STERLING – The ATF National Response Team cleared the scene of the downtown apartment building destroyed by a July 7 fire that also took the life of a tenant and is back in the hands of its owner, Mihail “Mike” Mihalios, who must handle the demolition himself.
“The property has been released back to the property owner,” City Manager Scott Shumard said in an email Tuesday to Sauk Valley Media. “Private insurance is conducting their own investigation. It is up to the property owner and his insurance to follow up with the demolition.”
Mihalios said Tuesday that he has an appointment with his insurance adjuster Wednesday to discuss what must be done.
The city also has filed a claim against Mihalios’ insurance company, to ensure that the unstable shell at 406/408 E. Third St. will come down. No deadline for demolition was set, Shumard said in the email.
“His insurance company is entitled reasonable time to investigate,” he said.
East Third/state Route 2 from First to Fifth avenues was reopened Friday, but one lane only is open in the 400 block, according to the release. It will remain that way “until debris is removed and the remaining structure is no longer a danger to pedestrians or traffic in the north lane,” Shumard said.
The Bureau of Alcohol, Tobacco, Firearms and Explosives, the lead investigator on the cause of the apartment building fire, finished its onsite investigation Friday, Shumard said in a subsequent news release.
“Evidence collected at the scene is currently undergoing analysis in an effort to determine the cause and origin,” he said in the release. “Members of the Sterling Police Department, Illinois State Fire Marshal and ATF Fire Investigator Services continue their investigation, which includes interviewing witnesses as well as collecting and analyzing additional information. There is no time frame for the investigation, as it remains open and ongoing.”
The city received no preliminary report on a possible cause, Shumard said.
The ATF will release its findings to the fire and police departments, and then the city will make that information public, Shumard said.
He has made it clear that the city asked for assistance from the ATF team solely because of the expertise of its certified fire investigators, who are special agents with highly specialized training who have access to the latest in investigative technology.
“ATF’s presence has nothing to do with an explosion,” Shumard has said.
The city is working with Mihalios, 71, of Chicago, and with Kurt & Brian Properties LLC, owners of the building due west, at 302 Fourth Ave., where two tenants were evacuated during the fire.
A third tenant was not at home at the time, Brian Carradus said in a email.
The Kurt & Brian property management office also is in the building, said Carradus, whose partner is Kurt Studnicki.
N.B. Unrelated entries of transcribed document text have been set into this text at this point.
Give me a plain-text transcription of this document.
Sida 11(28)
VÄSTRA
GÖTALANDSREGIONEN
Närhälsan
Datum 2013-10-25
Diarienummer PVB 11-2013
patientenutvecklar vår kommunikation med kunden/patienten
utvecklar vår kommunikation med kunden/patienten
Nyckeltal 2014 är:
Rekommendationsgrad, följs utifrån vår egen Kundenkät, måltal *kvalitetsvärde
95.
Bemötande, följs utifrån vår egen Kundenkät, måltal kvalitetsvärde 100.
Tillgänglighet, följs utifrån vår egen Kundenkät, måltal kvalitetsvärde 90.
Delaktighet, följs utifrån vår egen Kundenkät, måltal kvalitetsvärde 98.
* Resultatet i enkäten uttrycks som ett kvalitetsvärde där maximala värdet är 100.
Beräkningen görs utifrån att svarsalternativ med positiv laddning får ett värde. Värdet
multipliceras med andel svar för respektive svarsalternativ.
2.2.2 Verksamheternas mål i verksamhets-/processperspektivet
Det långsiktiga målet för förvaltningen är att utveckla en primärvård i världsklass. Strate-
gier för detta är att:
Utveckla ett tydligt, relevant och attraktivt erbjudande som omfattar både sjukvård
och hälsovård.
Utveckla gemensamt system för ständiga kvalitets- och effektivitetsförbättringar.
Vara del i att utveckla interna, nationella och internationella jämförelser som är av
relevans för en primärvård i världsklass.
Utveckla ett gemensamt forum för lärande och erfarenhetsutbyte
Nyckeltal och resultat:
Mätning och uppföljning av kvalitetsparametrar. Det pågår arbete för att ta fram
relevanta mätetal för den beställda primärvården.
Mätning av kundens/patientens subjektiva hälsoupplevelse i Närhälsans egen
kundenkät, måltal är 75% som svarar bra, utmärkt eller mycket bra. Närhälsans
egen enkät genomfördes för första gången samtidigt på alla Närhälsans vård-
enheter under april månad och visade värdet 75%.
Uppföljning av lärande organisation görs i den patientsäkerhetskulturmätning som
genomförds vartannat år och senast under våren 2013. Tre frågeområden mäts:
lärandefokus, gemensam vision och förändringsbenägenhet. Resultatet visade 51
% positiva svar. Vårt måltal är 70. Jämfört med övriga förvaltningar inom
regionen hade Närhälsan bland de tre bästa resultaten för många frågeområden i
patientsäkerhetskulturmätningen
Their insurance company was waiting for the ATF to finish gathering evidence to determine the extent of the damages, he said, and they are working with the city to be allowed to get in to get some of their tenants’ items.
For now, all he knows is there is some water damage to the building and the power is knocked out, Carradus said.
Mihalios, sounding tired and distressed in a phone call Tuesday, repeated his belief that the fire was deliberately set.
“It is something miserable,” Mihalios, for whom English is a second language, said last week. “It was not like an accident. It was like something happened there, because an accident is an accident. This, I can’t understand what is going on over there.”
The fatal fire began about 2:25 a.m. in the three-story commercial and apartment building, which Mihalios has owned since 2005. It had eight apartments and two commercial spaces.
The building had working smoke alarms, and he kept both the front and rear entrances cleared and unlocked, so authorities could enter if needed, said Mihalios, who also owns the two-story building to the east, 412/414 E. Third St., which has a laundromat, closed for now, but no tenants at the moment.
Services were held Tuesday afternoon for Juan Antonio “Tony” Anaya, 62, who died in the fire, along with Bella, a German Shepherd he often cared for for friends.
His remains were recovered July 11. An official cause of death is pending final autopsy results, which will take about eight weeks, Whiteside County Coroner Joe McDonald said.
Anaya was a professional painter and handyman who worked at Dana Corp. He lived in the building, alone, for about seven months.
Go to schillingfuneralhome.com/ to read his obituary and post condolences.
Twelve other residents, not all of whom were home when the fire broke out, were displaced.
Kimberly Johnson, 56, who jumped from the third-floor apartment she shared with her son, Tim Fielding, remains in critical condition at OSF St. Anthony Medical Center in Rockford, a spokeswoman said Tuesday.